10.6.1 Implication in fact
p. 406, before 10.6.1.2, add-
Lord Hughes restated the general approach to implications in fact in Ali v Petroleum Company of Trinidad and Tobago  2 UKPC 2 at :
It is enough to reiterate that the process of implying a term into the contract must not become the re-writing of the contract in a way which the court believes to be reasonable, or which the court prefers to the agreement which the parties have negotiated. A term is to be implied only if it is necessary to make the contract work, and this it may be if (i) it is so obvious that it goes without saying (and the parties, although they did not, ex hypothesi, apply their minds to the point, would have rounded on the notional officious bystander to say, and with one voice, “Oh, of course”) and/or (ii) it is necessary to give the contract business efficacy. Usually the outcome of either approach will be the same. The concept of necessity must not be watered down. Necessity is not established by showing that the contract would be improved by the addition. The fairness or equity of a suggested implied term is an essential but not a sufficient pre-condition for inclusion. And if there is an express term in the contract which is inconsistent with the proposed implied term, the latter cannot, by definition, meet these tests, since the parties have demonstrated that it is not their agreement.
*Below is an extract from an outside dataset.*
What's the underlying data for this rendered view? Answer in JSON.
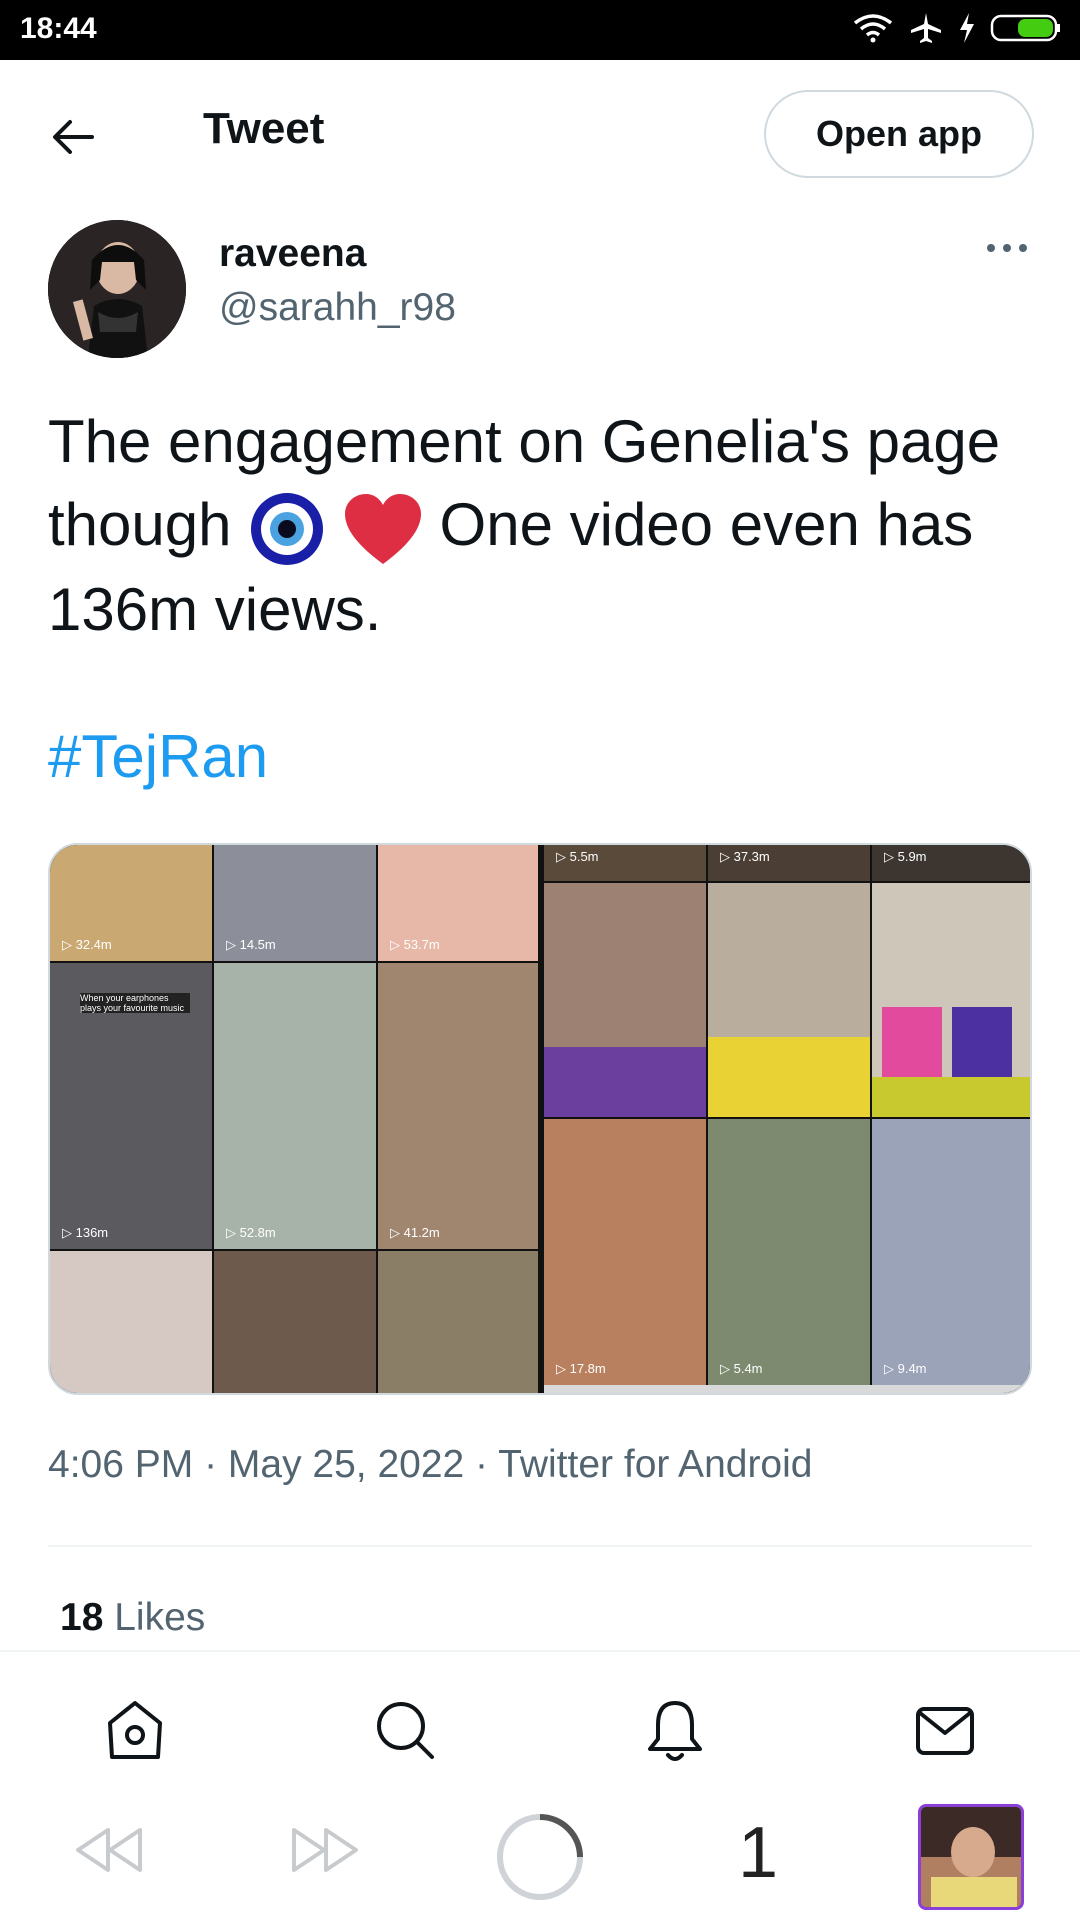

In this case, Ali had to repay a living allowance loan whilst studying abroad on a scholarship from his employer when he took voluntary redundancy some 18 months after his return to work. The letter offering the loan provided that repayment would be waived if the employee returned to work for the employer for a period of five years. There was an implied term that if the employer prevented the employee without cause from serving out his five years, it would be obliged to waive repayment. However, the implied term had not been triggered because the employee voluntarily left his employment.
In Bou-Simon v BGC Brokers LP  EWCA Civ 1525, Asplin LJ stated that:
- In determining whether to imply a term into a contract, the focus of the court’s attention must be on the terms of the agreement and the surrounding circumstances at the time the contract was made. A court should not apply hindsight and seek to imply a term into a commercial contract merely because it appeared to be fair or because it is believed that the parties would have agreed to it if it had been suggested to them. The test is one of necessity, no more and no less.
- A court should start by analyzing the express terms of the contract. Only after giving a meaning to the express terms of the contract should the court consider whether to imply a term into the contract: ‘until one has determined what the parties have expressly agreed, it is difficult to decide whether a term should be implied and, if so, what the term should be.’
The appellant had been employed by the defendant as a broker and it had been intended that he would become a partner. He was paid £336,000 under the terms of a loan agreement which provided that it would be repaid from any partnership distributions made to the appellant, and that if the appellant ceased to be a partner any unpaid amounts would only be written off if he had served at least four years. The appellant did not become a partner and resigned within four years. The defendant claimed that the full amount of the loan became repayable pursuant to the express or implied terms of the agreement. The judge held that any notional reasonable person would have regarded the agreement as being for full repayment of the loan unless four years had been completed, and that without an implied term to that effect the contract would lack commercial or practical coherence. The Court of Appeal allowed the appeal. There was nothing uncommercial or absurd about a limited recourse loan.